The Racism Treadmill - Quillette

The Racism Treadmill - Quillette

The Racism Treadmill

The prevailing view among progressives today is that America hasn't made much progress on racism. While no one would argue that abolishing slavery and dissolving Jim Crow weren't good first steps, the progressive attitude toward such reforms is nicely summarized by Malcolm X's famous quip, "You don't stick a knife in a man's back nine inches and then pull it out six inches and say you're making progress." Aside from outlawing formalized bigotry, many progressives believe that things haven't improved all that much. Racist attitudes towards blacks, if only in the form of implicit bias, are thought to be widespread; black men are still liable to be arrested in a Starbucks for no good reason; plus we have a president who has found it difficult to denounce neo-Nazis. If racism still looms large in our social and political lives, then, as one left-wing commentator put it, "progress is debatable."

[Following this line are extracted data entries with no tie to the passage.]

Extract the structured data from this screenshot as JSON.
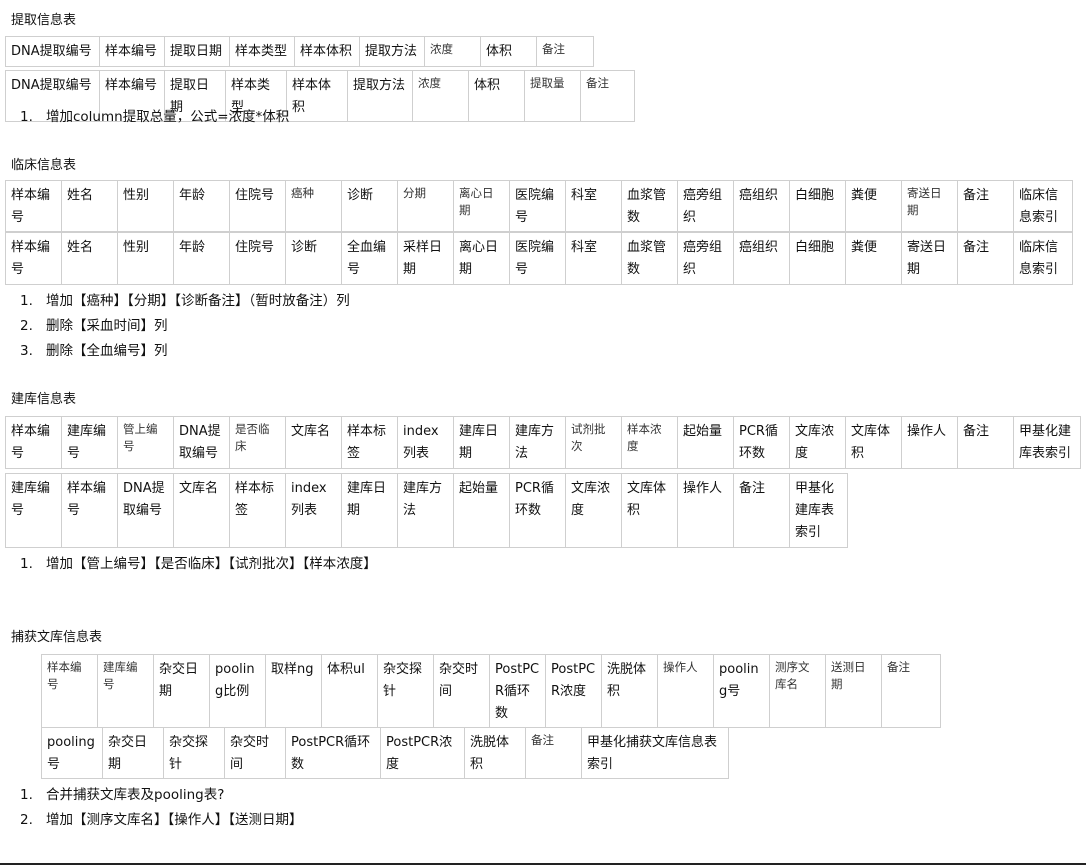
{
  "sections": [
    {
      "title": "提取信息表",
      "tables": [
        {
          "cells": [
            "DNA提取编号",
            "样本编号",
            "提取日期",
            "样本类型",
            "样本体积",
            "提取方法",
            "浓度",
            "体积",
            "备注"
          ]
        },
        {
          "cells": [
            "DNA提取编号",
            "样本编号",
            "提取日期",
            "样本类型",
            "样本体积",
            "提取方法",
            "浓度",
            "体积",
            "提取量",
            "备注"
          ]
        }
      ],
      "notes": [
        {
          "num": "1.",
          "text": "增加column提取总量，公式=浓度*体积"
        }
      ]
    },
    {
      "title": "临床信息表",
      "tables": [
        {
          "cells": [
            "样本编号",
            "姓名",
            "性别",
            "年龄",
            "住院号",
            "癌种",
            "诊断",
            "分期",
            "离心日期",
            "医院编号",
            "科室",
            "血浆管数",
            "癌旁组织",
            "癌组织",
            "白细胞",
            "粪便",
            "寄送日期",
            "备注",
            "临床信息索引"
          ]
        },
        {
          "cells": [
            "样本编号",
            "姓名",
            "性别",
            "年龄",
            "住院号",
            "诊断",
            "全血编号",
            "采样日期",
            "离心日期",
            "医院编号",
            "科室",
            "血浆管数",
            "癌旁组织",
            "癌组织",
            "白细胞",
            "粪便",
            "寄送日期",
            "备注",
            "临床信息索引"
          ]
        }
      ],
      "notes": [
        {
          "num": "1.",
          "text": "增加【癌种】【分期】【诊断备注】（暂时放备注）列"
        },
        {
          "num": "2.",
          "text": "删除【采血时间】列"
        },
        {
          "num": "3.",
          "text": "删除【全血编号】列"
        }
      ]
    },
    {
      "title": "建库信息表",
      "tables": [
        {
          "cells": [
            "样本编号",
            "建库编号",
            "管上编号",
            "DNA提取编号",
            "是否临床",
            "文库名",
            "样本标签",
            "index列表",
            "建库日期",
            "建库方法",
            "试剂批次",
            "样本浓度",
            "起始量",
            "PCR循环数",
            "文库浓度",
            "文库体积",
            "操作人",
            "备注",
            "甲基化建库表索引"
          ]
        },
        {
          "cells": [
            "建库编号",
            "样本编号",
            "DNA提取编号",
            "文库名",
            "样本标签",
            "index列表",
            "建库日期",
            "建库方法",
            "起始量",
            "PCR循环数",
            "文库浓度",
            "文库体积",
            "操作人",
            "备注",
            "甲基化建库表索引"
          ]
        }
      ],
      "notes": [
        {
          "num": "1.",
          "text": "增加【管上编号】【是否临床】【试剂批次】【样本浓度】"
        }
      ]
    },
    {
      "title": "捕获文库信息表",
      "tables": [
        {
          "cells": [
            "样本编号",
            "建库编号",
            "杂交日期",
            "pooling比例",
            "取样ng",
            "体积ul",
            "杂交探针",
            "杂交时间",
            "PostPCR循环数",
            "PostPCR浓度",
            "洗脱体积",
            "操作人",
            "pooling号",
            "测序文库名",
            "送测日期",
            "备注"
          ]
        },
        {
          "cells": [
            "pooling号",
            "杂交日期",
            "杂交探针",
            "杂交时间",
            "PostPCR循环数",
            "PostPCR浓度",
            "洗脱体积",
            "备注",
            "甲基化捕获文库信息表索引"
          ]
        }
      ],
      "notes": [
        {
          "num": "1.",
          "text": "合并捕获文库表及pooling表?"
        },
        {
          "num": "2.",
          "text": "增加【测序文库名】【操作人】【送测日期】"
        }
      ]
    }
  ]
}
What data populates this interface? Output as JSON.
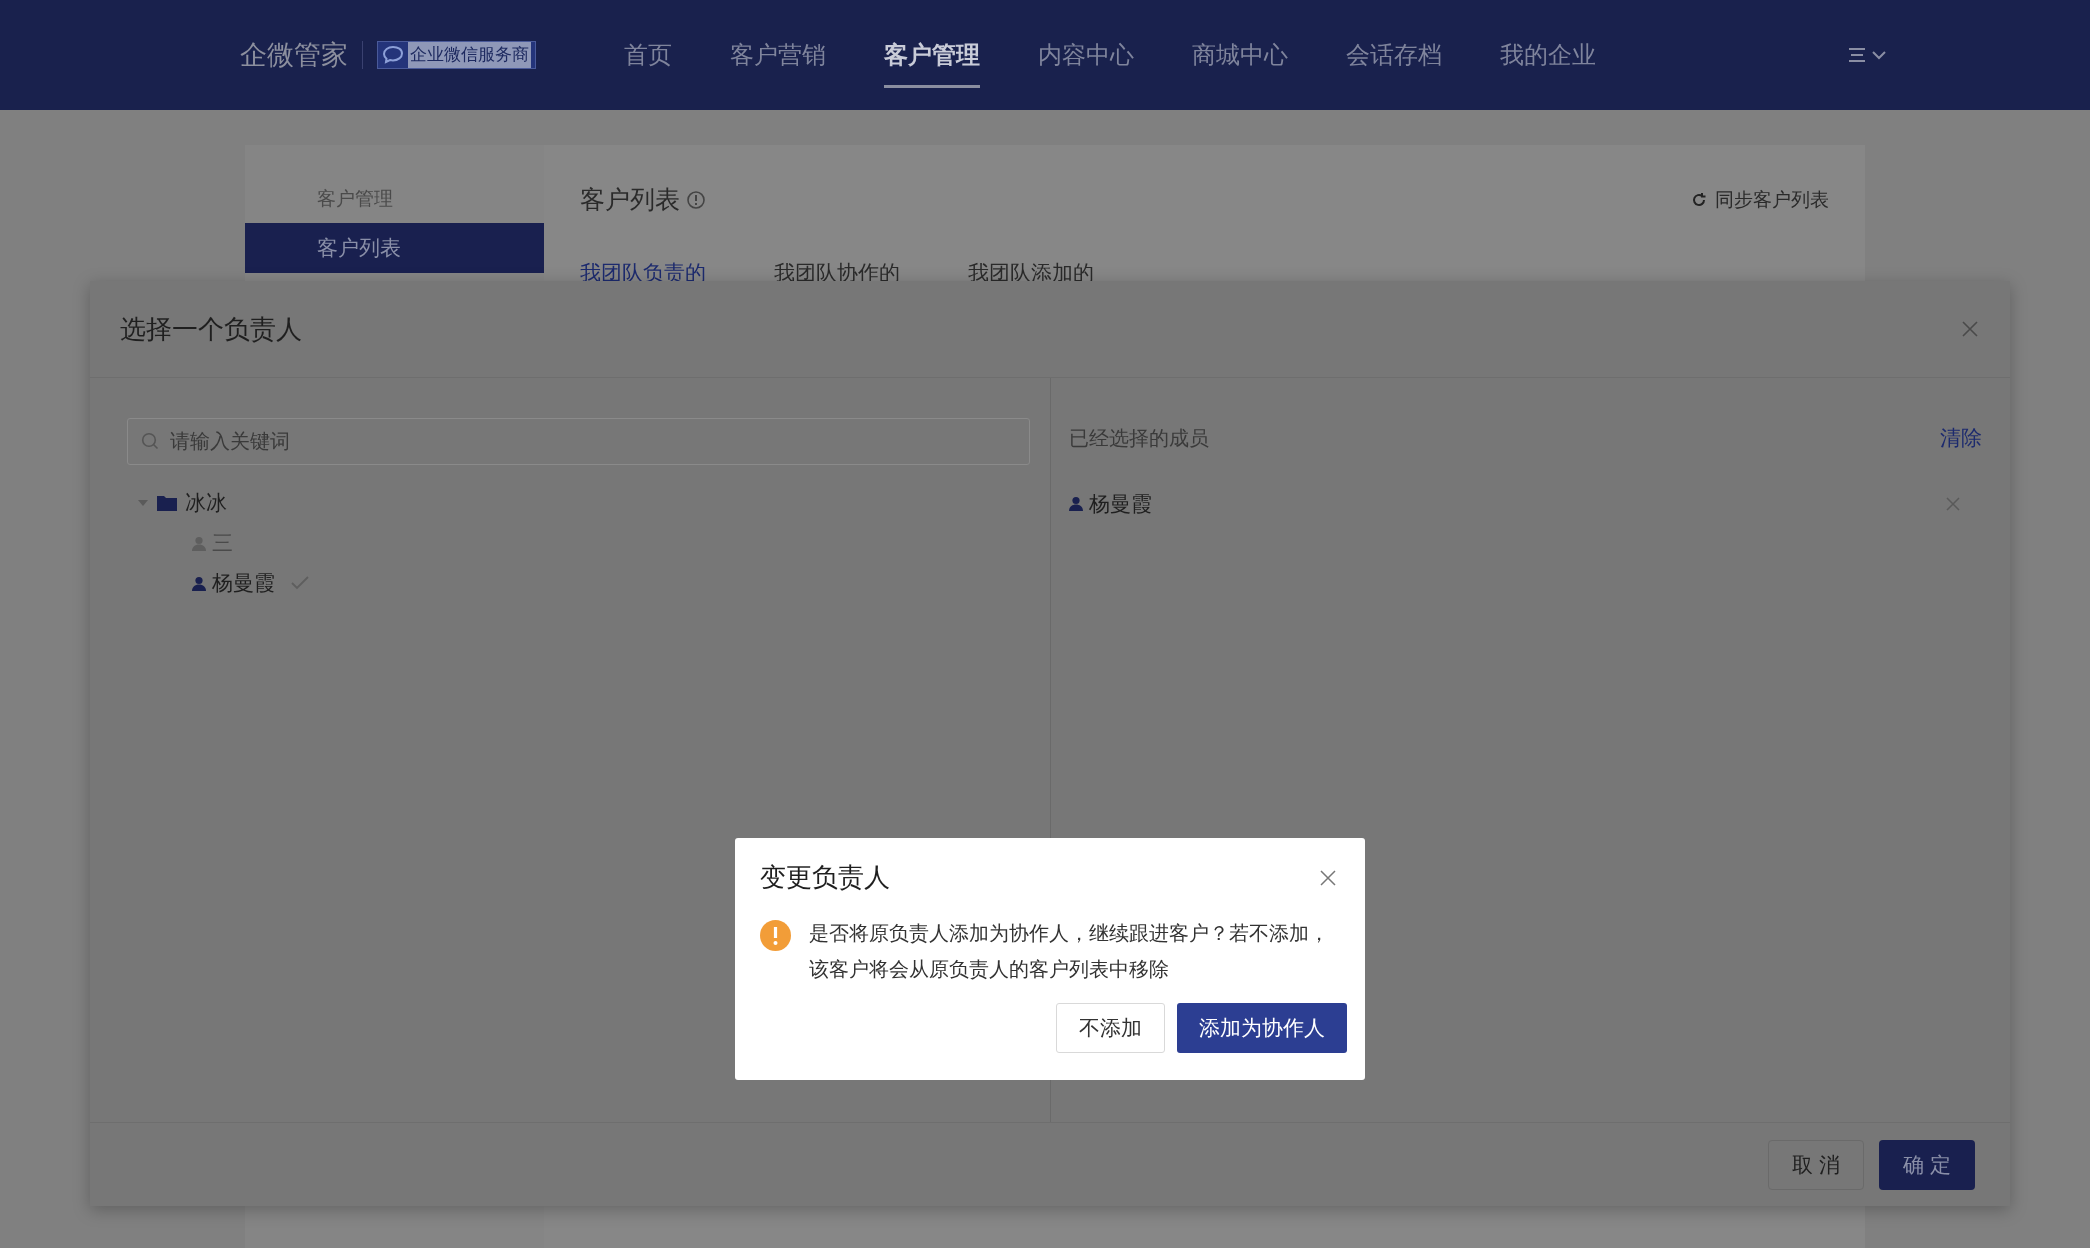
{
  "header": {
    "logo": "企微管家",
    "badge": "企业微信服务商",
    "nav": [
      {
        "label": "首页",
        "selected": false
      },
      {
        "label": "客户营销",
        "selected": false
      },
      {
        "label": "客户管理",
        "selected": true
      },
      {
        "label": "内容中心",
        "selected": false
      },
      {
        "label": "商城中心",
        "selected": false
      },
      {
        "label": "会话存档",
        "selected": false
      },
      {
        "label": "我的企业",
        "selected": false
      }
    ]
  },
  "sidebar": {
    "section": "客户管理",
    "items": [
      {
        "label": "客户列表",
        "selected": true
      }
    ]
  },
  "content": {
    "title": "客户列表",
    "sync_button": "同步客户列表",
    "tabs": [
      {
        "label": "我团队负责的",
        "selected": true
      },
      {
        "label": "我团队协作的",
        "selected": false
      },
      {
        "label": "我团队添加的",
        "selected": false
      }
    ]
  },
  "picker_modal": {
    "title": "选择一个负责人",
    "search": {
      "placeholder": "请输入关键词"
    },
    "tree": [
      {
        "label": "冰冰",
        "kind": "folder",
        "expanded": true,
        "children": [
          {
            "label": "三",
            "kind": "member",
            "disabled": true,
            "selected": false
          },
          {
            "label": "杨曼霞",
            "kind": "member",
            "disabled": false,
            "selected": true
          }
        ]
      }
    ],
    "selected_panel": {
      "title": "已经选择的成员",
      "clear_link": "清除",
      "members": [
        "杨曼霞"
      ]
    },
    "buttons": [
      {
        "label": "取 消",
        "kind": "secondary"
      },
      {
        "label": "确 定",
        "kind": "primary"
      }
    ]
  },
  "confirm_dialog": {
    "title": "变更负责人",
    "message": "是否将原负责人添加为协作人，继续跟进客户？若不添加，该客户将会从原负责人的客户列表中移除",
    "buttons": [
      {
        "label": "不添加",
        "kind": "secondary"
      },
      {
        "label": "添加为协作人",
        "kind": "primary"
      }
    ]
  }
}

But the data take a clear side in that debate. In his controversial bestseller Enlightenment Now, Harvard psychologist Steven Pinker notes a steep decline in racism. At the turn of the 20th century, lynchings occurred at a rate of three per week. Now, racially-motivated killings of blacks occur at a rate of zero to one per year.1 What's more, racist attitudes that were once commonplace have now become fringe. A Gallup poll found that only 4 percent of Americans approved of marriages between blacks and whites in 1958. By 2013, that number had climbed to 87 percent, prompting pollsters to call it "one of the largest shifts of public opinion in Gallup history." 

Why can't progressives admit that we've made progress? Pinker's answer for what he dubs "progressophobia" is two-fold. First, our intuitions about whether trends have increased or decreased are shaped by what we can easily recall—news items, shocking events, personal experience, etc. Second, we are more sensitive to negative stimuli than we are to positive ones. These two bugs of human psychology—called the availability bias and the negativity bias, respectively—make us prone to doomsaying, inclined to mistake freak news events for trends, and blind to the slow march of progress.

But while psychological biases may sufficiently explain progressophobia on most other topics, our denialism about racial progress calls for a deeper explanation—an explanation in terms of widely-held beliefs about race and inequality.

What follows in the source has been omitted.